The theory states that markets grow, evolve, and renew whenever customers have a Job to be Done, and then buy a product to complete it (get the Job Done).
So, in this case, people who use Prime Video want to share what they watch with their loved ones and feel closer. The Job to be Done here is to bridge the distance between users.
I got down to the task of making a paper prototype. After a few cutouts and collages, I tested it with 3 people. This was mostly to determine if the placement of the feature made sense to them and if the icons I chose were understandable.
It was decided that the feature should be made available on the movie or show page, and the icon was one of a popcorn bag. I think it conveys very well the feeling of warmth, sharing, and togetherness.
This is serious stuff. This part required me to clone the actual Prime Video app as best as I could.
I decided to add a tab to “My Stuff” page, where you could find your Movie Night history along with your Watch history. This way you could invite the same group you watched something with previously to a new event.
From the movie or show page, you can start a new session now or schedule it for later. Choose the people you want to invite over to your Movie Night, through your Amazon Prime Video friends list or other messaging apps. This follows the standard sharing process.
During a session, the host is in full control of the program and the “Play/pause” actions. However, each member is in charge of their audio and subtitles settings.
On the bottom right corner, people can choose to chat with Audio, Video, or Text. If the group chats via video, they appear as little bubbles on the right side of the screen. It goes similarly to audio chat, except the bubbles are smaller and the profile picture is highlighted when the speaker is active.
Just like the rest of the viewing settings and options, the bubbles slowly fade away if inactive for a while, allowing to watch the movie or show without obstruction.
Even if my research showed the text chat option was the least popular, I still decided to add it. The text chat forces the movie screen to switch to vertical mode and get squished to the top of the screen. The keyboard appears and the user can type in their message.
Access the prototype here.
On the way
I found out halfway through my research that Amazon is actually developing a similar feature for Prime Video, and called it “Watch Party”. They are currently testing Watch Party in the US since June 2020. I think it is an extremely relevant feature to add and am looking forward to it being released worldwide.

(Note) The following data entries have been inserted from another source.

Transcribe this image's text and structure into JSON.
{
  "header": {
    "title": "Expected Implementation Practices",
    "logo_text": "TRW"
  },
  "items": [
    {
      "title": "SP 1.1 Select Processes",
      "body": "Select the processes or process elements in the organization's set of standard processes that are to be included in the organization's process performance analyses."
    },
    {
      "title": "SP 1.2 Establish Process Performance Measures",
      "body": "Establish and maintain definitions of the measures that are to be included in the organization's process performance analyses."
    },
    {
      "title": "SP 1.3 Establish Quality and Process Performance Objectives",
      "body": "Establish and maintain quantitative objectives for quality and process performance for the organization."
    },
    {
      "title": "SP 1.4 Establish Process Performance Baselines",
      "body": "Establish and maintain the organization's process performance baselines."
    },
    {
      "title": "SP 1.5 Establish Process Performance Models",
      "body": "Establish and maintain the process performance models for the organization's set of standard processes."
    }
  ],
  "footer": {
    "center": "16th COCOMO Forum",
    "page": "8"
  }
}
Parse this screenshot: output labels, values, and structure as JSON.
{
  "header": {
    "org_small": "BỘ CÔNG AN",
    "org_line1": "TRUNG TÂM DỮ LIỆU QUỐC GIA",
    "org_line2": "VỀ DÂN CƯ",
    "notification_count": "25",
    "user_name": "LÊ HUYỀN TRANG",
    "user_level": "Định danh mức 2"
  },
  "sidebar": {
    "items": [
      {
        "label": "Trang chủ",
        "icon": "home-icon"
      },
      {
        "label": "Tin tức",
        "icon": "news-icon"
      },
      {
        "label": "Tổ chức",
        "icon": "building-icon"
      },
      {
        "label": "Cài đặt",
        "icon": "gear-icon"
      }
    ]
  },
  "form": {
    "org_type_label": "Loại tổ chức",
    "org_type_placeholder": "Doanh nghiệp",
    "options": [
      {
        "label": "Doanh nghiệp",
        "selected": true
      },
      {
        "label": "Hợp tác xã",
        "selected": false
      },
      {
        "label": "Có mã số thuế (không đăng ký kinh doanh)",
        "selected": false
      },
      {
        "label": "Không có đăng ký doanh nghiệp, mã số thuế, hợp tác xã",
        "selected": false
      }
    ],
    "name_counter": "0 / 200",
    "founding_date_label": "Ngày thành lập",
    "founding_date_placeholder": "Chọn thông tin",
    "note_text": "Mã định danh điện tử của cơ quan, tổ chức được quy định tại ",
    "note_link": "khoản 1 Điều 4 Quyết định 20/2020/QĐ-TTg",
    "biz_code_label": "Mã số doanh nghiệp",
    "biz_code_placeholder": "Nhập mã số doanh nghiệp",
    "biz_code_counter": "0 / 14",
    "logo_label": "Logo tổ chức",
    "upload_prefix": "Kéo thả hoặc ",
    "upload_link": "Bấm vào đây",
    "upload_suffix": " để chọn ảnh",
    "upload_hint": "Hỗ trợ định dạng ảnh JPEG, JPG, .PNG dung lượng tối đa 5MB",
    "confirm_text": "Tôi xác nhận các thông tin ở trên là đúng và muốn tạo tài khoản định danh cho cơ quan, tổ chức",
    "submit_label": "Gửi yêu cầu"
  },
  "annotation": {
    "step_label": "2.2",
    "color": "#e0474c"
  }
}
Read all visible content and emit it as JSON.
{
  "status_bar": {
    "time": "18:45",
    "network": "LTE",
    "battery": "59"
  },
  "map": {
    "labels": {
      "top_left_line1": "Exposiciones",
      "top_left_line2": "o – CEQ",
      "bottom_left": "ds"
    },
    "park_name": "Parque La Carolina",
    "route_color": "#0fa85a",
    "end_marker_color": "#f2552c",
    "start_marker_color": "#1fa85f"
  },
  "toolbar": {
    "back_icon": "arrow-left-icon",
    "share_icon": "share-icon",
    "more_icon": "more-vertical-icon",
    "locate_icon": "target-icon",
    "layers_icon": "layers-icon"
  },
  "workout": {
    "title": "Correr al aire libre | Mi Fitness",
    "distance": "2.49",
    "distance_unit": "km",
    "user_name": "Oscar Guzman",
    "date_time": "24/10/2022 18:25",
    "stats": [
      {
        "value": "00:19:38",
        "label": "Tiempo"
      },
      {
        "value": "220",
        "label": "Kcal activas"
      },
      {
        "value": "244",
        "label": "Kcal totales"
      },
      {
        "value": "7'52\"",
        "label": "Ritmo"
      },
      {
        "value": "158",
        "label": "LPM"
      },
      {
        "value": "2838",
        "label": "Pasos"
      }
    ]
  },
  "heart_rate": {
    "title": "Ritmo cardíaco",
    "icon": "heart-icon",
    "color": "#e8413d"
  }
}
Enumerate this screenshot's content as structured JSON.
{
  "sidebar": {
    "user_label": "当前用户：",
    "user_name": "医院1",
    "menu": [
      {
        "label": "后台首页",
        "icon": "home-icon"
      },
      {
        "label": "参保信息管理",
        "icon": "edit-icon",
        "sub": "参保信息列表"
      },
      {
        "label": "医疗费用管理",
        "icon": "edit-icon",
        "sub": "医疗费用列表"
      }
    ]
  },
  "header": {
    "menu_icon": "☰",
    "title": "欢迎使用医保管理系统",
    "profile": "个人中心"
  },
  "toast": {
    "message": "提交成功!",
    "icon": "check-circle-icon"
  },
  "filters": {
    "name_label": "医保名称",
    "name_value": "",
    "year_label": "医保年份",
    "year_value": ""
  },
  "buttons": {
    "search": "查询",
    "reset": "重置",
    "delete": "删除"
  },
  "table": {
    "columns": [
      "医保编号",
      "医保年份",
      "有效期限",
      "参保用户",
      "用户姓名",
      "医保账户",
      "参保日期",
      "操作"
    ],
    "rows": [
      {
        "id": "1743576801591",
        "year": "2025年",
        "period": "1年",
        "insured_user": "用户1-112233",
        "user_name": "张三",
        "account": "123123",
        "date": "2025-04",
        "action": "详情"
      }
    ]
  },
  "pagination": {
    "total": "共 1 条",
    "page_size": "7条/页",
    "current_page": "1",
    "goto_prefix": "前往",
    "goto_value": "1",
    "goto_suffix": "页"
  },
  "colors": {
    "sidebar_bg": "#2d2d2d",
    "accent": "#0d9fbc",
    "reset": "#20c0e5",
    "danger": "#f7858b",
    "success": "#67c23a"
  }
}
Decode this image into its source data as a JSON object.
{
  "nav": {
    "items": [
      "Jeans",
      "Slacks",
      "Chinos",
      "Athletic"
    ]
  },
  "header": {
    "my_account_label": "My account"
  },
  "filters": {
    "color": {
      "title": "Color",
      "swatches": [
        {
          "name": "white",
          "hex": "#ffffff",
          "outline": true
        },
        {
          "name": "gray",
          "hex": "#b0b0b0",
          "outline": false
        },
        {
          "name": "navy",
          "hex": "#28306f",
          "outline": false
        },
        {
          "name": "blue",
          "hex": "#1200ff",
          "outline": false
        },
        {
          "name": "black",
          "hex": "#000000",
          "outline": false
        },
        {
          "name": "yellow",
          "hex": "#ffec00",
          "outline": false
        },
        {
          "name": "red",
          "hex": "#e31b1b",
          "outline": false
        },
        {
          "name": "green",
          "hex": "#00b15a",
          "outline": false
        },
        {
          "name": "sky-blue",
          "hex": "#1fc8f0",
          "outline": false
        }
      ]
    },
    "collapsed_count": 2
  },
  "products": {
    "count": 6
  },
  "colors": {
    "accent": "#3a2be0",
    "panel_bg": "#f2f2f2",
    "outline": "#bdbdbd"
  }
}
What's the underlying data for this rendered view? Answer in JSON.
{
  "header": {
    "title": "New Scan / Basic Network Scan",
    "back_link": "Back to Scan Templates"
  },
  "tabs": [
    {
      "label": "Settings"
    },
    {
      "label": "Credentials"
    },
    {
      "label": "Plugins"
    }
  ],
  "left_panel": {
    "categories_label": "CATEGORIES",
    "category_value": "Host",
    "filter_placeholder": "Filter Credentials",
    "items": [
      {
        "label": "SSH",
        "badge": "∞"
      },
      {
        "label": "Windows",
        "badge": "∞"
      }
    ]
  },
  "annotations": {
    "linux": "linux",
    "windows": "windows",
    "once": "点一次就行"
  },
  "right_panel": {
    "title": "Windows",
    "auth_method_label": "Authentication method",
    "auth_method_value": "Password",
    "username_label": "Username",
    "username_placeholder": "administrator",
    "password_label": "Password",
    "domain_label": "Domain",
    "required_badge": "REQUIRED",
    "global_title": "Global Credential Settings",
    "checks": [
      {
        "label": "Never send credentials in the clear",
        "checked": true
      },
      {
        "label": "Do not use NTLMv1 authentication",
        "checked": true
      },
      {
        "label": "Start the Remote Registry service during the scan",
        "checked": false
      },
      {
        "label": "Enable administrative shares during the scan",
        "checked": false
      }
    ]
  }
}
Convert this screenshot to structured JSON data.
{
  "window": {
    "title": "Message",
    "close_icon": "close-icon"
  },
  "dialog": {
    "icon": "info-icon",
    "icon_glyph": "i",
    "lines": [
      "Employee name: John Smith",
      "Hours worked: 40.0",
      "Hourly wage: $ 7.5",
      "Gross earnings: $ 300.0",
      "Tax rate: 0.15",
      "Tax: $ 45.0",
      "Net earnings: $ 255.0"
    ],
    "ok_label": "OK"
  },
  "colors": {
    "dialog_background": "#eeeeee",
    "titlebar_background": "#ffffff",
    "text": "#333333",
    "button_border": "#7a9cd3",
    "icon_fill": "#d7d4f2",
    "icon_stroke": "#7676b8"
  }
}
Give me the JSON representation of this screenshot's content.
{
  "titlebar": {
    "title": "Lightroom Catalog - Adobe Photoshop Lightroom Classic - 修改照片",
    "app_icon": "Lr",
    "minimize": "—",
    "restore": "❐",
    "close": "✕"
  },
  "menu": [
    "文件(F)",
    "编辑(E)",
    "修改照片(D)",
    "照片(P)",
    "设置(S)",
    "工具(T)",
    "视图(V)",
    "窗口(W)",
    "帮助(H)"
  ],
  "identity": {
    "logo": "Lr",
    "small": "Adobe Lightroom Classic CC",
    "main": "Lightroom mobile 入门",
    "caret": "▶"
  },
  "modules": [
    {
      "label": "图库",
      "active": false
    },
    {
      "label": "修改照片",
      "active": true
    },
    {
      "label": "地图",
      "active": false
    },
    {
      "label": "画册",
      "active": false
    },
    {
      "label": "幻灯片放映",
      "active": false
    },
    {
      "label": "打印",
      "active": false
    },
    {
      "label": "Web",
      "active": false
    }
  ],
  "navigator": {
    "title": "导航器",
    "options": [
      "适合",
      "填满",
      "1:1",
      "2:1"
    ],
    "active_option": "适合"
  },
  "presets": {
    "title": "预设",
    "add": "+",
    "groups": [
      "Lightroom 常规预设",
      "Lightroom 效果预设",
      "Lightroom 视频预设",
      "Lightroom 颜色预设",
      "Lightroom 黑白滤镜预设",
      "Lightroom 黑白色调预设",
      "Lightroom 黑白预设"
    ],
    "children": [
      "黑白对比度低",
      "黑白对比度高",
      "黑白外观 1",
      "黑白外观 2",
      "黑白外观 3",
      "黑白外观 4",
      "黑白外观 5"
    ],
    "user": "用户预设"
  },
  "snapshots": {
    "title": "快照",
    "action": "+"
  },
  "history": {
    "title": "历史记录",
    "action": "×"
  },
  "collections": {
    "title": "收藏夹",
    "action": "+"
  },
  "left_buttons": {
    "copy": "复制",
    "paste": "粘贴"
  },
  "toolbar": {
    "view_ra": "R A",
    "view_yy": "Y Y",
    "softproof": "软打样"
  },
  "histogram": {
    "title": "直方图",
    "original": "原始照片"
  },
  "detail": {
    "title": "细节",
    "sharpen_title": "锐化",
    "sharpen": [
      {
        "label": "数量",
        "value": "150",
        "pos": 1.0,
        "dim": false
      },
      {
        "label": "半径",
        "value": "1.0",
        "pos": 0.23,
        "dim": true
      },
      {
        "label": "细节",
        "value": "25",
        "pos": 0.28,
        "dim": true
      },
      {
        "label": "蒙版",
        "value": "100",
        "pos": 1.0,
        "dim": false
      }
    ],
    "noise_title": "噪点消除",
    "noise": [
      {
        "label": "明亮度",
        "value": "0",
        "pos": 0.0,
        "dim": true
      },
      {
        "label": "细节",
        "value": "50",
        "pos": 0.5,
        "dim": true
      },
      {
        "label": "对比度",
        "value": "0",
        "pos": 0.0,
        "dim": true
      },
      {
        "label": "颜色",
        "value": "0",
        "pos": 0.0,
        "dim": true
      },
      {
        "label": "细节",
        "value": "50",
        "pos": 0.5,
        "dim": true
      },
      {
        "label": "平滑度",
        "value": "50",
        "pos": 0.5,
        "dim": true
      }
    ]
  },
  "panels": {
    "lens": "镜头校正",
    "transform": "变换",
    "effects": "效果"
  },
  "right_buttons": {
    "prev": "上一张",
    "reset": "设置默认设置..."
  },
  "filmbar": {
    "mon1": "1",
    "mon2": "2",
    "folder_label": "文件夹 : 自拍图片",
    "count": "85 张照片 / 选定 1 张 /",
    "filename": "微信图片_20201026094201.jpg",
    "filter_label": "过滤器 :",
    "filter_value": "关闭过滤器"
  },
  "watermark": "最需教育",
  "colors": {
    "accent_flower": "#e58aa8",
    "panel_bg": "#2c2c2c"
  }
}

Regardless of this very interesting information, I decided to go through with this project as I wouldn’t have been able to test or experience it anyway: all I knew was it is on the way. I am very curious to see how it goes, though, and will make sure to test it as soon as I can access it here.
Learnings & next steps
In terms of design, I learned a lot since it was the first time I tried to design something from an already established product.
But in the end, I wasn’t very satisfied with my text chat design. So, I think after running usability tests of this prototype it would probably need good refining. I also wanted to add visual cues for notifications related to Movie Night invitations.